KKR & Co. earnings fell 26 per cent during the first quarter from a year earlier as a dealmaking drought continued to weigh on the alternative asset manager.

The firm reported $719.3 million in distributable earnings, or 81 cents a share, during the quarter ended March 31, according to a Monday statement. That beat the 74-cent average estimate of 15 analysts surveyed by Bloomberg.

Some small and mid-sized banks rose. PacWest Bancorp rose 2.7 per cent to recover some of its steep 43 per cent plunge last week. It said on Friday night that it’s cutting its dividend to help it build its financial strength. Western Alliance Bancorp was 1.4 per cent higher after drifting down from a bigger morning gain.

They’ve been under heavy pressure as Wall Street hunts for the next weak link following the failures of three US banks since March. Weighed down by much higher interest rates, banks are scrambling to assure Wall Street their deposits are secure and not at threat of seeing a sudden exodus, similar to the runs that toppled Silicon Valley Bank and others.



Oil advanced with a technical correction to the upside after last week’s more-than-$US5 slide, supported by supply disruptions in Canada and US jobs data.

West Texas Intermediate rose as much as 3 per cent on Monday to trade near $73 a barrel amid various supportive factors. Several oil producers in Alberta have shut in almost 150,000 barrels a day because of wildfires, while in the US better-than-expected employment data on Friday eased concerns of an economic slowdown.

“The jobs numbers are certainly helping,” said Paul Horsnell, head of commodities research at Standard Chartered Bank. “But occasionally, the answer to why the price has gone up is the simple one: that it was too low.”

European natural gas halted its decline, after trading near the lowest level since July 2021, highlighting the uncertain outlook for demand as the region fills up its inventories ahead of next winter.

Benchmark next-month futures fluctuated, after falling below €36 a megawatt-hour on Monday.

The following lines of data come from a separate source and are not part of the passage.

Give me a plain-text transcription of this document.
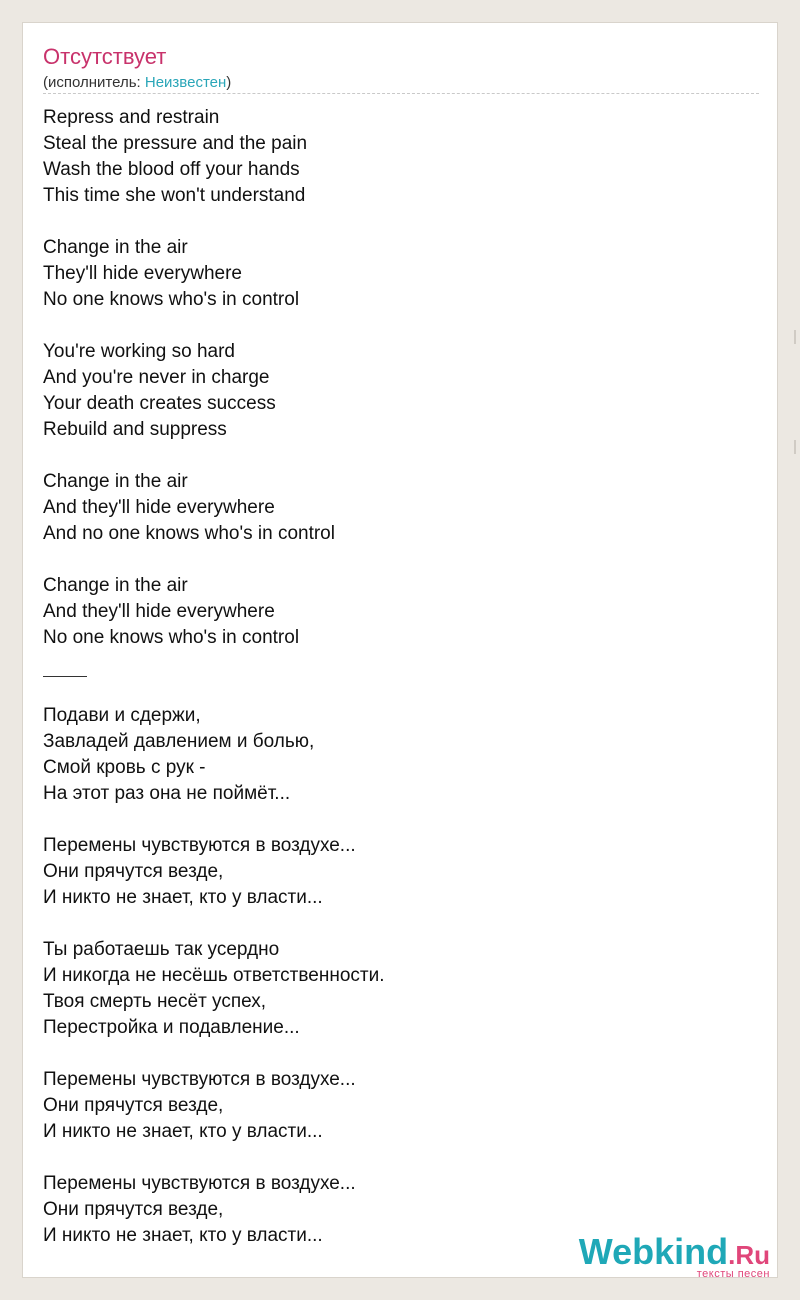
Отсутствует
(исполнитель: Неизвестен)
Repress and restrain
Steal the pressure and the pain
Wash the blood off your hands
This time she won't understand
Change in the air
They'll hide everywhere
No one knows who's in control
You're working so hard
And you're never in charge
Your death creates success
Rebuild and suppress
Change in the air
And they'll hide everywhere
And no one knows who's in control
Change in the air
And they'll hide everywhere
No one knows who's in control
Подави и сдержи,
Завладей давлением и болью,
Смой кровь с рук -
На этот раз она не поймёт...
Перемены чувствуются в воздухе...
Они прячутся везде,
И никто не знает, кто у власти...
Ты работаешь так усердно
И никогда не несёшь ответственности.
Твоя смерть несёт успех,
Перестройка и подавление...
Перемены чувствуются в воздухе...
Они прячутся везде,
И никто не знает, кто у власти...
Перемены чувствуются в воздухе...
Они прячутся везде,
И никто не знает, кто у власти...	Webkind.Ru
тексты песен
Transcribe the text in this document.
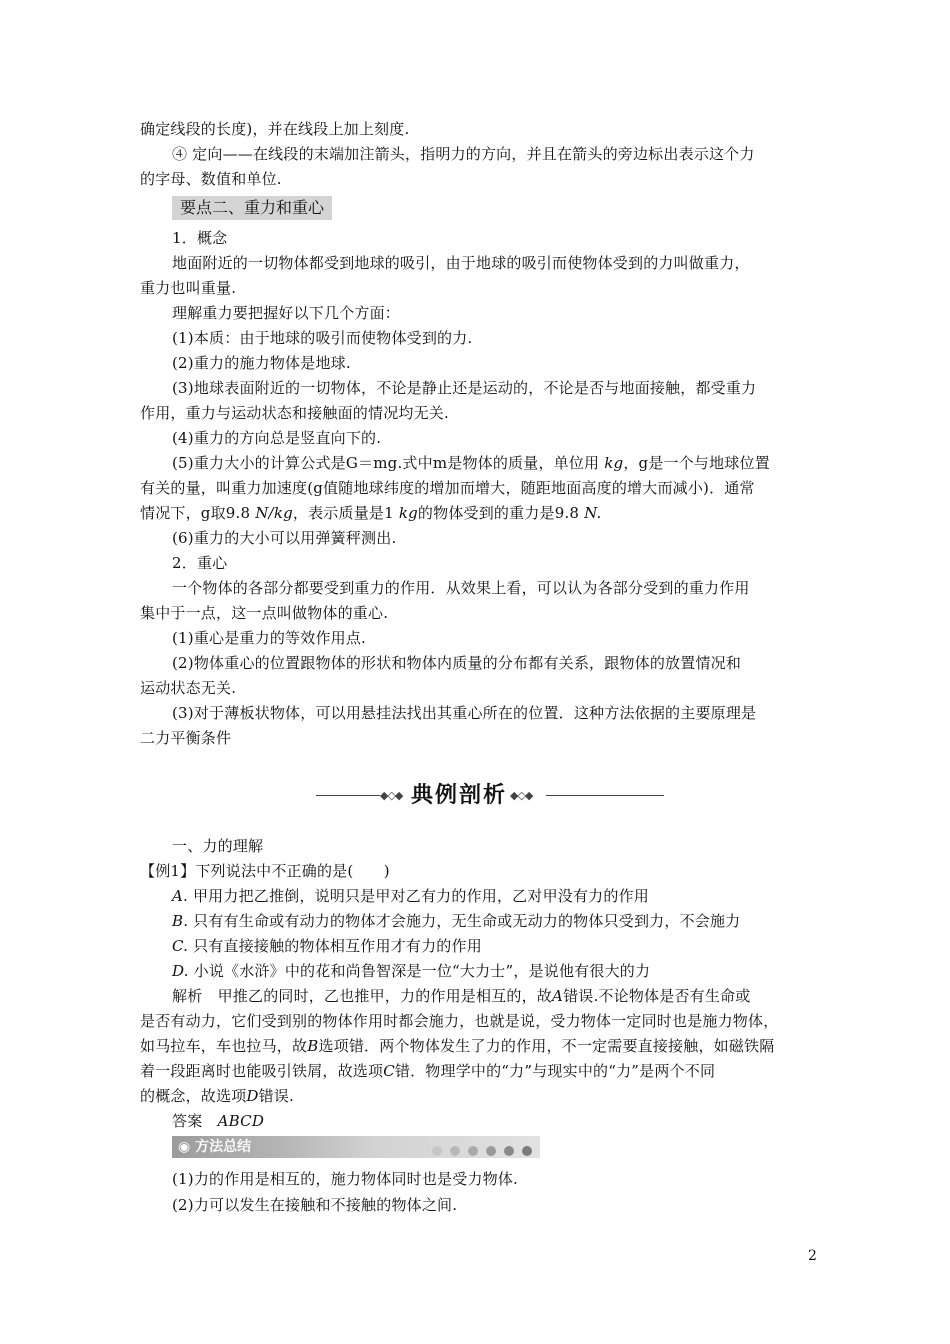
确定线段的长度)，并在线段上加上刻度.
④ 定向——在线段的末端加注箭头，指明力的方向，并且在箭头的旁边标出表示这个力
的字母、数值和单位.
要点二、重力和重心
1．概念
地面附近的一切物体都受到地球的吸引，由于地球的吸引而使物体受到的力叫做重力，
重力也叫重量.
理解重力要把握好以下几个方面：
(1)本质：由于地球的吸引而使物体受到的力.
(2)重力的施力物体是地球.
(3)地球表面附近的一切物体，不论是静止还是运动的，不论是否与地面接触，都受重力
作用，重力与运动状态和接触面的情况均无关.
(4)重力的方向总是竖直向下的.
(5)重力大小的计算公式是G＝mg.式中m是物体的质量，单位用 kg，g是一个与地球位置
有关的量，叫重力加速度(g值随地球纬度的增加而增大，随距地面高度的增大而减小)．通常
情况下，g取9.8 N/kg，表示质量是1 kg的物体受到的重力是9.8 N.
(6)重力的大小可以用弹簧秤测出.
2．重心
一个物体的各部分都要受到重力的作用．从效果上看，可以认为各部分受到的重力作用
集中于一点，这一点叫做物体的重心.
(1)重心是重力的等效作用点.
(2)物体重心的位置跟物体的形状和物体内质量的分布都有关系，跟物体的放置情况和
运动状态无关.
(3)对于薄板状物体，可以用悬挂法找出其重心所在的位置．这种方法依据的主要原理是
二力平衡条件
◆◇◆ 典例剖析 ◆◇◆
一、力的理解
【例1】下列说法中不正确的是(　　)
A. 甲用力把乙推倒，说明只是甲对乙有力的作用，乙对甲没有力的作用
B. 只有有生命或有动力的物体才会施力，无生命或无动力的物体只受到力，不会施力
C. 只有直接接触的物体相互作用才有力的作用
D. 小说《水浒》中的花和尚鲁智深是一位“大力士”，是说他有很大的力
解析　甲推乙的同时，乙也推甲，力的作用是相互的，故A错误.不论物体是否有生命或
是否有动力，它们受到别的物体作用时都会施力，也就是说，受力物体一定同时也是施力物体，
如马拉车，车也拉马，故B选项错．两个物体发生了力的作用，不一定需要直接接触，如磁铁隔
着一段距离时也能吸引铁屑，故选项C错．物理学中的“力”与现实中的“力”是两个不同
的概念，故选项D错误.
答案　ABCD
◉ 方法总结
(1)力的作用是相互的，施力物体同时也是受力物体.
(2)力可以发生在接触和不接触的物体之间.
2
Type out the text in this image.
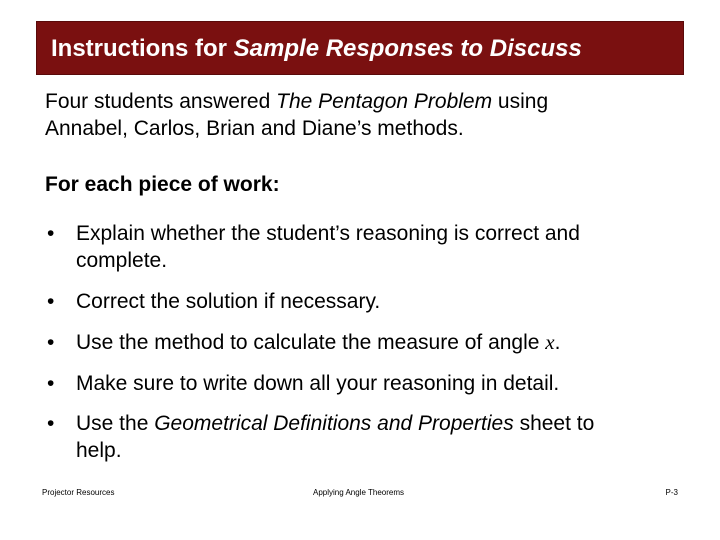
Instructions for Sample Responses to Discuss
Four students answered The Pentagon Problem using
Annabel, Carlos, Brian and Diane’s methods.
For each piece of work:
• Explain whether the student’s reasoning is correct and
complete.
• Correct the solution if necessary.
• Use the method to calculate the measure of angle x.
• Make sure to write down all your reasoning in detail.
• Use the Geometrical Definitions and Properties sheet to
help.
Projector Resources	Applying Angle Theorems	P-3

Prices have more than halved since the start of this year amid stable supply, mild weather and stronger contributions to power generation from renewables.


BioNTech reported better-than-expected earnings from coronavirus vaccines as the German company looks to develop products for fighting other infectious diseases and cancer.

First-quarter sales of €1.28 billion ($US1.4 billion) exceeded the €1.1 billion average analyst estimate. Earnings per share reached €2.05, according to a statement Monday. Analysts expected 69 cents.